The idea of Na’vi crossing fellow Na’vi adds to the shock of that early fight, even if it’s thematically obvious — Pandora is a planet-sized moon where, like on Earth, everyone has their own priorities, regardless of who is at war. Varang wants her cut, and will scalp the kurus off her fellow Na’vi to get it. Chaplin, under Varang’s digital skin, avoids pure villainy thanks to a jaded glimmer; she feels crossed by Eywa, and intends to hurt the goddess’ followers. Eventually, the anarchical warrior chases our heroes down to the Pandoran jungle surface, where, for a good 20 minutes, Cameron delivers the version of Rambo II he actually did direct.

Image: 20th Century Studios

An Avatar movie with lots of moving parts, fueled by overt technical prowess, could sound like “just more Avatar.” But Cameron, Jaffa, and Silver seem determined to make the script really count this time around. Neytiri and Jake each spend a good chunk of the movie debating whether to kill Spider to keep their family and other Na’vi safe, with Saldaña always on the verge of tears, and Worthington honestly giving a performance that would be Oscar-worthy in a year where Leonardo DiCaprio wasn’t also playing a sad dad. Hallucinogenic sequences in which Kiri walks the alien version of Garden of Gethsemane lead into an entire subplot with the tulkun that culminates in a mini courtroom drama with our boy Payakan on trial for insubordination. You know Fire and Ash was produced by a human brain, because half of Champion’s lines as Spider sound like cut scenes from Tommy Wiseau in The Room — you can’t manufacture that.
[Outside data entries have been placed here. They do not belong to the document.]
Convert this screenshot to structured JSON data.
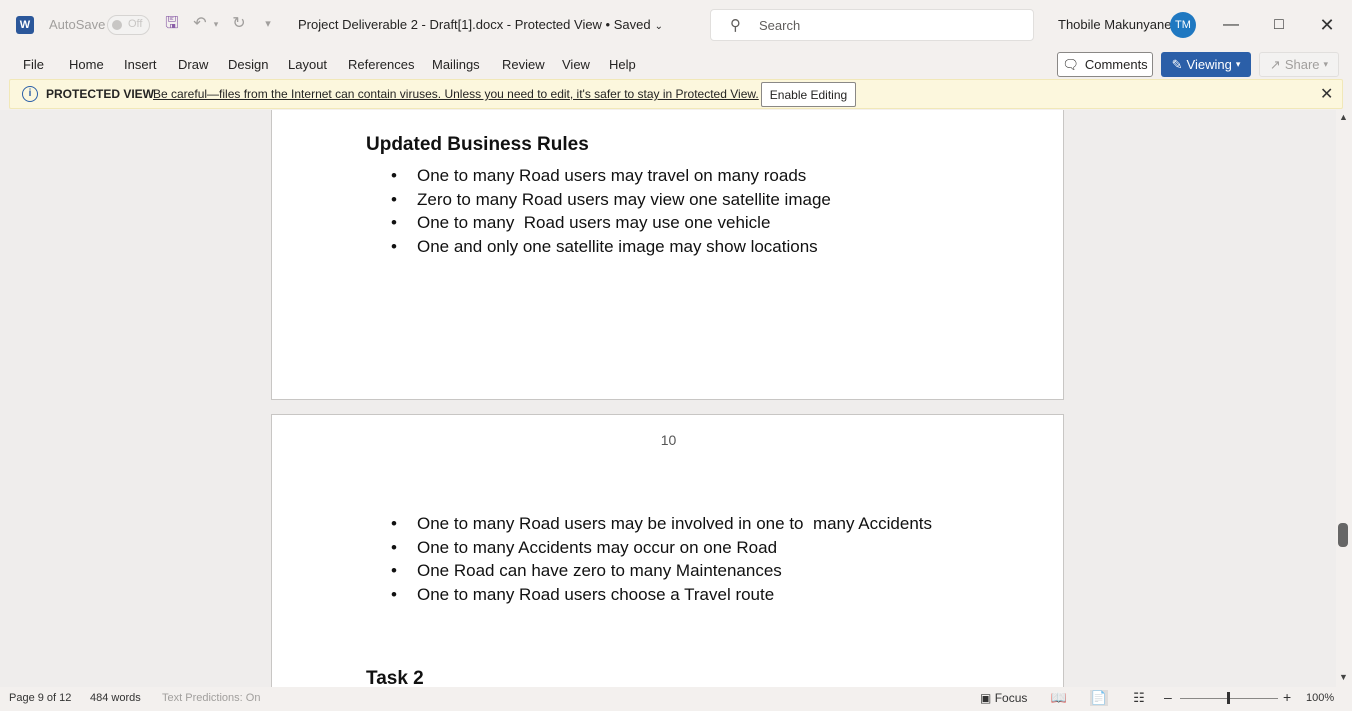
{
  "titlebar": {
    "app_logo": "W",
    "autosave_label": "AutoSave",
    "autosave_state": "Off",
    "document_title": "Project Deliverable 2 - Draft[1].docx  -  Protected View • Saved",
    "search_placeholder": "Search",
    "user_name": "Thobile Makunyane",
    "user_initials": "TM",
    "icons": [
      "word-logo",
      "save-icon",
      "undo-icon",
      "redo-icon",
      "customize-qat-icon",
      "search-icon",
      "minimize-icon",
      "maximize-icon",
      "close-icon"
    ]
  },
  "ribbon": {
    "tabs": [
      "File",
      "Home",
      "Insert",
      "Draw",
      "Design",
      "Layout",
      "References",
      "Mailings",
      "Review",
      "View",
      "Help"
    ],
    "comments_label": "Comments",
    "viewing_label": "Viewing",
    "share_label": "Share",
    "accent_color": "#2b5fa8"
  },
  "protected_view": {
    "title": "PROTECTED VIEW",
    "message": "Be careful—files from the Internet can contain viruses. Unless you need to edit, it's safer to stay in Protected View.",
    "enable_button": "Enable Editing",
    "bar_color": "#fcf7dd"
  },
  "document": {
    "page1": {
      "heading": "Updated Business Rules",
      "bullets": [
        "One to many Road users may travel on many roads",
        "Zero to many Road users may view one satellite image",
        "One to many  Road users may use one vehicle",
        "One and only one satellite image may show locations"
      ]
    },
    "page2": {
      "page_number": "10",
      "bullets": [
        "One to many Road users may be involved in one to  many Accidents",
        "One to many Accidents may occur on one Road",
        "One Road can have zero to many Maintenances",
        "One to many Road users choose a Travel route"
      ],
      "heading": "Task 2"
    }
  },
  "statusbar": {
    "page_info": "Page 9 of 12",
    "word_count": "484 words",
    "text_predictions": "Text Predictions: On",
    "focus_label": "Focus",
    "zoom_level": "100%"
  }
}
Fire and Ash bursts with genre details and imaginative flourishes, in a way that has me worried Cameron might be cramming in every idea as he goes out in a blaze of glory (despite promises of Avatar 4 and 5). If it is the director’s final visit to Alpha Centauri, he made sure to gift 73-year-old Stephen Lang the ideal Quaritch incarnation before they parted ways. In Avatar, the colonel was the xenophobic leader hellbent on laying waste to the Na’vi people. In The Way of Water, he was a Na’vi “stranger” on a path of vengeance.

But, entranced by Varang’s Manson-esque hold over her followers and his own ambition for control, Quaritch blossoms into his knottiest persona in Fire and Ash, as a faithful soldier, failed father, engineer of chaos, and possibly, a convert to the Na’vi way of life. When Varang hands his ass to him, Quaritch knows he can intertwine with the cunning leader to become a power couple. (And yes, the two bring the fire and ash behind closed hut doors, too.) Quaritch started this saga as a Javert to Jake Sully’s Valjean, but he’s turned into more of a Joker, with Harley Quinn by his side. There is no act of violence either won’t commit — against the Na’vi or the RDA — in order to come out on top.

Image: 20th Century Studios

Fire and Ash has big finale energy, whether it’s all over or just the closing of a trilogy. There’s healing, permadeath, closure, and even a portal/beam setpiece that puts Marvel’s 800 other portal/beam setpieces to shame. Nothing in this movie is entirely novel (The Last of the Mohicans still feels like a major touchpoint) and, yet for the first time in this series, I cared deeply about where the actual story of Avatar was going, and felt satisfied over how Cameron landed his personal leonopteryx.

The filmmaker tugs at a few threads that could lead to more movies in the future (including news broadcasts beamed from back home that finally give us a familiar-but-bleak glimpse of a brainwormed, propaganda-pilled Earth), but I’m hard-pressed to think of anyone who could take over for Cameron if he stepped down. It’s hard to imagine anyone else being this dedicated to the craft of realizing the gravity of Pandora, funneling the tech into this amalgamation of creative influences, or beating executives into submission over escalating budgets and R&D demands. Fire and Ash, and the Avatar trilogy as a whole, are a complete vision, unreplicable.

Earlier this month, Disney made a $1 billion equity investment in OpenAI, opening the door for Sora to generate videos featuring its IP and characters. To whoever thinks they can “improve” Avatar from the comfort of their own home, good luck: Its creator built it all from the ground up, then went out on top.

Avatar: Fire and Ash opens in theaters on Dec. 19.